HyperGradient Computation Methods Are Not Isolated...

Question

HyperGradient Computation Methods Are Not Isolated...

haamoon opened this issue 6 years ago · comments

Hi,

I wrote the following code to compare the hyper-gradient computed by ReverseHG and ForwardHG methods in the same file:

### ReverseHG
farho = far.HyperOptimizer()
hypergradient = farho.hypergradient
run = farho.minimize(val_loss, oo_optim, tr_loss, io_optim)
grads_hvars = [hypergradient.hgrads_hvars(hyper_list=hll)
    for opt, hll in farho._h_optim_dict.items()]
run(T, inner_objective_feed_dicts=tr_supplier, outer_objective_feed_dicts=val_supplier, _skip_hyper_ts=True)
grads_hvars_val = ss.run(grads_hvars, _opt_fd(farho._global_step, val_supplier))
print(grads_hvars_val)


### ForwardHG
hypergradient_fwd = far.ForwardHG()
farho_fwd = far.HyperOptimizer(hypergradient=hypergradient_fwd)
run_fwd = farho_fwd.minimize(val_loss, oo_optim, tr_loss, io_optim)
grads_hvars_fwd = [hypergradient_fwd.hgrads_hvars(hyper_list=hll)
    for opt, hll in farho_fwd._h_optim_dict.items()]
run_fwd(T, inner_objective_feed_dicts=tr_supplier, outer_objective_feed_dicts=val_supplier, _skip_hyper_ts=True)
grads_hvars_fwd_val = ss.run(grads_hvars_fwd, _opt_fd(farho_fwd._global_step, val_supplier))
print(grads_hvars_fwd_val)

They receive identical inputs and compute the hyper-gradient for the same hyper-variable (_skip_hyper_ts=True so the hyper-parameter remains unchanged) but for some reason their output is quiet different.

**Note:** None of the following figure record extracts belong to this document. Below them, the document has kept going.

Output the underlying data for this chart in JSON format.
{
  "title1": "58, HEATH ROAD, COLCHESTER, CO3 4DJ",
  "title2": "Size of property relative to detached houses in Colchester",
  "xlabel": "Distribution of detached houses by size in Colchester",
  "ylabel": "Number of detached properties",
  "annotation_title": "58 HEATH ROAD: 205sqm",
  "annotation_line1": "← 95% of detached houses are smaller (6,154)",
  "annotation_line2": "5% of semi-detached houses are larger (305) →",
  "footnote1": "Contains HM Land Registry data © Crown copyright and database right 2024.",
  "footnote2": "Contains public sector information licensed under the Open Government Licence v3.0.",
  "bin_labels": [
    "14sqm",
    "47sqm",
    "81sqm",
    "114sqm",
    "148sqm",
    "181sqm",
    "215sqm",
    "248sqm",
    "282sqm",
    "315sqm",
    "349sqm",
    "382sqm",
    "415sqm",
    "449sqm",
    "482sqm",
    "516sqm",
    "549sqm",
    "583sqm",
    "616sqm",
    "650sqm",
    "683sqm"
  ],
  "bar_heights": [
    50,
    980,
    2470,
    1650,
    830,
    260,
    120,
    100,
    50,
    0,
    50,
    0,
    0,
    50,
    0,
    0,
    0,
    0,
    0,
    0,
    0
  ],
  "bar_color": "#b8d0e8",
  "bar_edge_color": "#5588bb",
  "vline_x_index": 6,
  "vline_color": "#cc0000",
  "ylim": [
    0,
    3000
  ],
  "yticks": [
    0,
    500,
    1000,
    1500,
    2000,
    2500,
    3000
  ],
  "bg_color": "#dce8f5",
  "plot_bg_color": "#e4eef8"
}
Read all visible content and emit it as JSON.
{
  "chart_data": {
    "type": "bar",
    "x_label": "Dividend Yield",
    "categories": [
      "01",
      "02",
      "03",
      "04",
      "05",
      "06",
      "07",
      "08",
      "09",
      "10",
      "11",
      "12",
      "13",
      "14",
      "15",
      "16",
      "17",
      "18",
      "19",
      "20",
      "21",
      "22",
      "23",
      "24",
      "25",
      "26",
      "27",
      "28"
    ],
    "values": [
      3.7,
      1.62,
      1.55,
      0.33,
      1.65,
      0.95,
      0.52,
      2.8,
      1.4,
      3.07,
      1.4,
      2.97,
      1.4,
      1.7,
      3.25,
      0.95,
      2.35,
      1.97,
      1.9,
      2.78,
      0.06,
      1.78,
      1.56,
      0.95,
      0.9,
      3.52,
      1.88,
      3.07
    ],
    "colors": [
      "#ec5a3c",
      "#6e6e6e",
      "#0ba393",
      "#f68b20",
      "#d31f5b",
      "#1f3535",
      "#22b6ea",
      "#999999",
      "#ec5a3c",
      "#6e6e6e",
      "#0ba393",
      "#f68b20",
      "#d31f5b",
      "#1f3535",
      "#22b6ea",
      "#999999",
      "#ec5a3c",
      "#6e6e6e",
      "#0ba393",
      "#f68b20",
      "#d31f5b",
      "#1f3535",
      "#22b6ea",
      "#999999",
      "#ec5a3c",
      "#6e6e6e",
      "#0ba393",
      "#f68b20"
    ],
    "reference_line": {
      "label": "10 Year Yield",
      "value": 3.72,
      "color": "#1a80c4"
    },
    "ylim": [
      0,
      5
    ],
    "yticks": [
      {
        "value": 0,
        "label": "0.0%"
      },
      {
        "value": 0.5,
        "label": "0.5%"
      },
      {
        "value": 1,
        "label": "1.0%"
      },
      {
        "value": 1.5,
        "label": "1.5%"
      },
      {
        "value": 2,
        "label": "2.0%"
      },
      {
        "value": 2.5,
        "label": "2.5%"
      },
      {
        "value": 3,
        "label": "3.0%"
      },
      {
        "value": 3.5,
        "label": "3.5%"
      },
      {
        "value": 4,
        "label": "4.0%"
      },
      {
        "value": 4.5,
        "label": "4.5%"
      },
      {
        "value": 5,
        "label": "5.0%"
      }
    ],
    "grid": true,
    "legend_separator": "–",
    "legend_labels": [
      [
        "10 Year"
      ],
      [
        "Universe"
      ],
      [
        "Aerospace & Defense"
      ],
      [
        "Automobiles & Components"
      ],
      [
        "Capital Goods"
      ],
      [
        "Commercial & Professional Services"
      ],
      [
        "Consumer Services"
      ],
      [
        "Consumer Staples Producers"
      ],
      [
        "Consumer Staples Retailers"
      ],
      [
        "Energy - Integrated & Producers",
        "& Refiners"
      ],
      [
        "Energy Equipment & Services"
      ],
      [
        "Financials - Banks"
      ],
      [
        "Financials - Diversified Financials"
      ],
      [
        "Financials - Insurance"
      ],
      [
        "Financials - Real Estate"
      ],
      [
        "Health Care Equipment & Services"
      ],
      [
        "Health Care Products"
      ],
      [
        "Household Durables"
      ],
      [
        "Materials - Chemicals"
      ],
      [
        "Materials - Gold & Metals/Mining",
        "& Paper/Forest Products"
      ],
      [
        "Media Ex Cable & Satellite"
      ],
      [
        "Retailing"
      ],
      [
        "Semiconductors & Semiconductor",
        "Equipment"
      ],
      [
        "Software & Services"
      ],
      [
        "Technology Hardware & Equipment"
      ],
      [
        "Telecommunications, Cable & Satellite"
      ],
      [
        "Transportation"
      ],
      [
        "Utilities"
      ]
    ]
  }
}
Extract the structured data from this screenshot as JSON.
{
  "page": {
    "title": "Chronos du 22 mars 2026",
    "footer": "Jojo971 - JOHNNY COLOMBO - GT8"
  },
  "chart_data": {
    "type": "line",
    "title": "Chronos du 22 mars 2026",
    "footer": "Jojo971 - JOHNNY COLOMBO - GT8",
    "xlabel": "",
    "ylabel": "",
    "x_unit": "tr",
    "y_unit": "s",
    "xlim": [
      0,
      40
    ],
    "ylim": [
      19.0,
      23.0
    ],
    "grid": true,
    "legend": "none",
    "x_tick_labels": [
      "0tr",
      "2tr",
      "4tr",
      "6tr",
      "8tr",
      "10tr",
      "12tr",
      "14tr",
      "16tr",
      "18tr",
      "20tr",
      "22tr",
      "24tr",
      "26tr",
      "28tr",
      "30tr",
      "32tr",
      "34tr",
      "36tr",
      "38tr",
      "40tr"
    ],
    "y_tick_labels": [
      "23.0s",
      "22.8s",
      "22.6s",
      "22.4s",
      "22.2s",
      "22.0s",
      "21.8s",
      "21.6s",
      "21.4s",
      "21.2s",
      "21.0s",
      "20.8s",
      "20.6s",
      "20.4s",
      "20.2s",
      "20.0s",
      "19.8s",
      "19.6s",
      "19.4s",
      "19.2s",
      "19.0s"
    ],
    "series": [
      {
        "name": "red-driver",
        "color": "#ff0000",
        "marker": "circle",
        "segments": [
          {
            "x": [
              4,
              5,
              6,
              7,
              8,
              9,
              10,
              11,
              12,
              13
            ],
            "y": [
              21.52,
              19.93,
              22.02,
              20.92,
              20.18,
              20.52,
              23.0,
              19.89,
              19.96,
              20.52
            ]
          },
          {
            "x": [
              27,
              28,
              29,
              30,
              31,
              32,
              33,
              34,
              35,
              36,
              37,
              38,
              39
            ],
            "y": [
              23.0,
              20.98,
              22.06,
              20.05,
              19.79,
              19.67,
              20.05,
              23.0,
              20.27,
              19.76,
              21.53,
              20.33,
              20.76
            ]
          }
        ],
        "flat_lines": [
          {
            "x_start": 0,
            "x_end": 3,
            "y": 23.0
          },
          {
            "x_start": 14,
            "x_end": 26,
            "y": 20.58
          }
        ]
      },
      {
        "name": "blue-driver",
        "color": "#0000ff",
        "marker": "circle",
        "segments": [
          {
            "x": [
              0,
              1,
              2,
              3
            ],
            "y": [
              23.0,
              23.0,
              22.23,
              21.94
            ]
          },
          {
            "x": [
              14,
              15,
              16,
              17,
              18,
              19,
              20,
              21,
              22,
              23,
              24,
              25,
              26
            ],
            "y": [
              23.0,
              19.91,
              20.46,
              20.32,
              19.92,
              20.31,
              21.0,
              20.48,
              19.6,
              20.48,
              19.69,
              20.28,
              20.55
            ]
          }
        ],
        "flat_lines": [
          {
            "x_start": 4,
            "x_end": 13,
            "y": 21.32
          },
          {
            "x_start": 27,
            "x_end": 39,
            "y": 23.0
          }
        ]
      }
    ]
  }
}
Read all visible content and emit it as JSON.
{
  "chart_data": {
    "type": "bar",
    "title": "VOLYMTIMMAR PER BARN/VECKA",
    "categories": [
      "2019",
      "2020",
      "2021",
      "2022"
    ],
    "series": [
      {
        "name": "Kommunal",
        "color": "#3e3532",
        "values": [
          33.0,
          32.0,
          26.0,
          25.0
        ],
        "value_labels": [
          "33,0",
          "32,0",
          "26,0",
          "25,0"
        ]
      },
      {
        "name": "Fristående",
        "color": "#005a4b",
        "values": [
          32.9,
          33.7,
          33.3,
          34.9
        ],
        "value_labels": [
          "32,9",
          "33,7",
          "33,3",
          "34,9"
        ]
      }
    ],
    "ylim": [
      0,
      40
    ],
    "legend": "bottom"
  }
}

If noticed that if I run them in separate files (with a fix random seed) or run ForwardHG block before ReverseHG block their outputs would be similar. I can not see how Reverse and Forward hyper-gradient computation can effect each other as they don't share any variable. Could you please explain how these two methods can be run in the same file?

I have also attached the complete python code for this experiment.

cp.py.zip

Luca Franceschi · Answer 1 · Tue Jan 09 2018 00:58:20 GMT+0800 (China Standard Time)

Hi Haamoon,

I believe the issue is caused by the (different) random initialization of the model weights. Each time you run either run_fwd or run the model parameters are initialized according to the randomized initializer of tenosrflow.contrib.layers.fully_connected (by default I belive should be xavier_initializer). This makes the hypergradients different (as they should be). If you try to initialize the parameters (weights of the network) with a constant value the issue should be solved. ( I did not write the code with the idea of using them together, so it is possible that some axiliary variable is wrongly reinitialized when you call the other method. I will check!)

An other thing.. by calling hypergradient.hgrads_hvars new nodes are added to the graph to make the final computations for calculating the gradients, which is not necessary since they were already created in the HyperOptimizer.minimize function. To retrieve a list of hypergradients use far.hypergradients().

Let me know if this helps!

Cheers,
Luca

Amirreza Shaban · Answer 2 · Tue Jan 09 2018 05:38:26 GMT+0800 (China Standard Time)

You are right, with a fix initialization the gradients are the same and I could access hyper-gradients with far.hypergradients method. Thanks for the help Luca!